Le 25 février, le président sénégalais Macky Sall participait à un forum sur l’investissement privé au Sénégal, organisé à la CCI Paris Ile-de-France. Une réunion visant à persuader le secteur privé de participer au Plan Sénégal Émergent (PSE) d’un montant global de 9 685 milliards de francs CFA, (14,76 milliards d’euros) devant être alimenté pour moitié par l’État.
La veille, les partenaires du Sénégal au Club de Paris s’étaient engagés à fournir 3 729 milliards de francs CFA (5,68 milliards d’euros), Dakar comptant ainsi sur le secteur privé pour compléter le financement. De façon concrète, le gouvernement espère recevoir des entreprises 1 111 milliards de francs CFA (1,69 milliard d’euros), ce qui était l’objet de ce séminaire.

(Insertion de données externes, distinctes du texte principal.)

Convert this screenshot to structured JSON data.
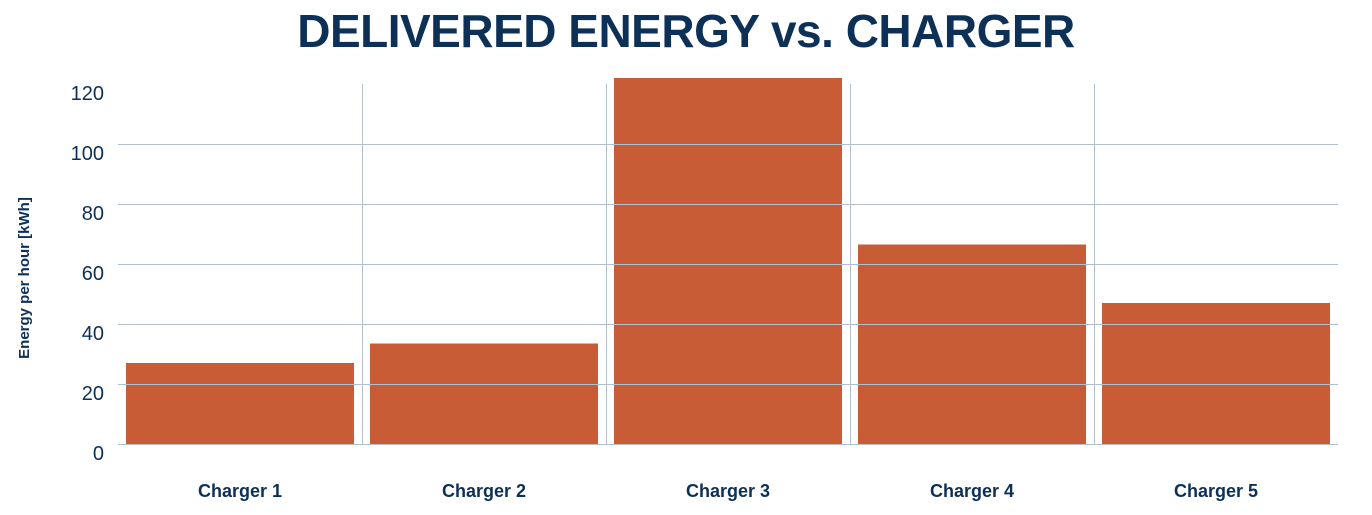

Pour autant, on peut s’interroger sur la réussite de ce forum. Si le directeur général de l’Agence sénégalaise de promotion des investissements et des grands travaux (Apix), Mountaga Sy, a annoncé « 1113 participants », difficile de se prononcer sur l’affluence réelle des milieux d’affaires, français, européens ou asiatiques, potentiellement intéressés par le PSE, certains de leurs représentants présents étant déjà investis dans le pays.
Lors de la table ronde sur les infrastructures dans l’après-midi, peu de questions sont venues d’investisseurs intéressés par le PSE. Le décalage entre les attentes des Sénégalais et la réalité était encore plus criant lors du cocktail de réseautage clôturant la journée, pendant laquelle certains opérateurs européens avaient du mal à cacher leur surprise, sinon leur désillusion.
C’est que le Sénégal a beaucoup de chemin à rattraper pour retrouver grâce auprès des investisseurs privés étrangers. Il a même perdu, depuis des années, l’image enviable d’un « grand pays » touristique. Son chef d’État le reconnaissait, d’ailleurs, à demi-mots, quand il déclarait à l’assistance, le matin, qu’il fallait « un tourisme avec de la valeur ajoutée ». Et Macky Sall de conclure par la nécessité de « parler au patronat pour redonner de la confiance ». Des propos interprétés par un administrateur du patronat comme « une critique voilée de l’action des ministres du Tourisme, Youssou N’Dour – l’ancien – et Omar Gueye – l’actuel – voire du Premier ministre Aminata Touré, incapables de s’entendre avec les acteurs locaux », a relevé un observateur.
Le patronat aurait énoncé des propositions : relance du fonds de promotion touristique et lancement d’une campagne, adaptation de la procédure de visa, qui a été rétablie il y a quelques mois. « C’est une question de souveraineté, de lutte contre l’insécurité à nos frontières avec le Mali ou la Mauritanie… Nous ne pouvons pas lutter, mais nous pouvons obtenir des changements », assure l’interlocuteur de la LC.
Comme solution originale, pourrait être instaurée la possibilité pour les hôtels de délivrer eux même le visa. Tout comme il s’agirait d’alléger les démarches pour les groupes touristiques pilotés par des tours opérateurs. En décongestionnant Dakar, le futur aéroport international Blaise Diagne (AIBD), distant de 50 kilomètres, devrait aussi favoriser le tourisme. Ce grand projet – qualifié de « station orbitale » du PSE par le ministre des Infrastructures, Thierno Alassane Sall – doit ainsi favoriser l’envol du Sénégal vers un record de touristes en 2023, soit un chiffre de 3 millions contre la moitié en 2012, selon Ibrahima Wade, directeur de la Stratégie de croissance accélérée (SCA).
Mais ce n’est pas suffisant encore, a reconnu le directeur général d’AIDB, Abdoulaye Mbodj, selon lequel il faudra aussi « réhabiliter, mettre aux normes les aéroports régionaux, comme au Cap Skirring et à Ziguinchor, et régler le problème ardu du Pavillon national, en trouvant un repreneur technique et financier à Air Sénégal International». D’après certaines indiscrétions, Dakar chercherait » du côté de l’Afrique du Sud ou de la France « . Le Sénégal aurait aussi refusé la proposition du Niger, du Mali et de la Mauritanie de rejoindre la Compagnie du Sahel, le transporteur aérien sous-régional que ces trois pays ont décidé de créer et qui devrait prendre son envol dans les mois à venir.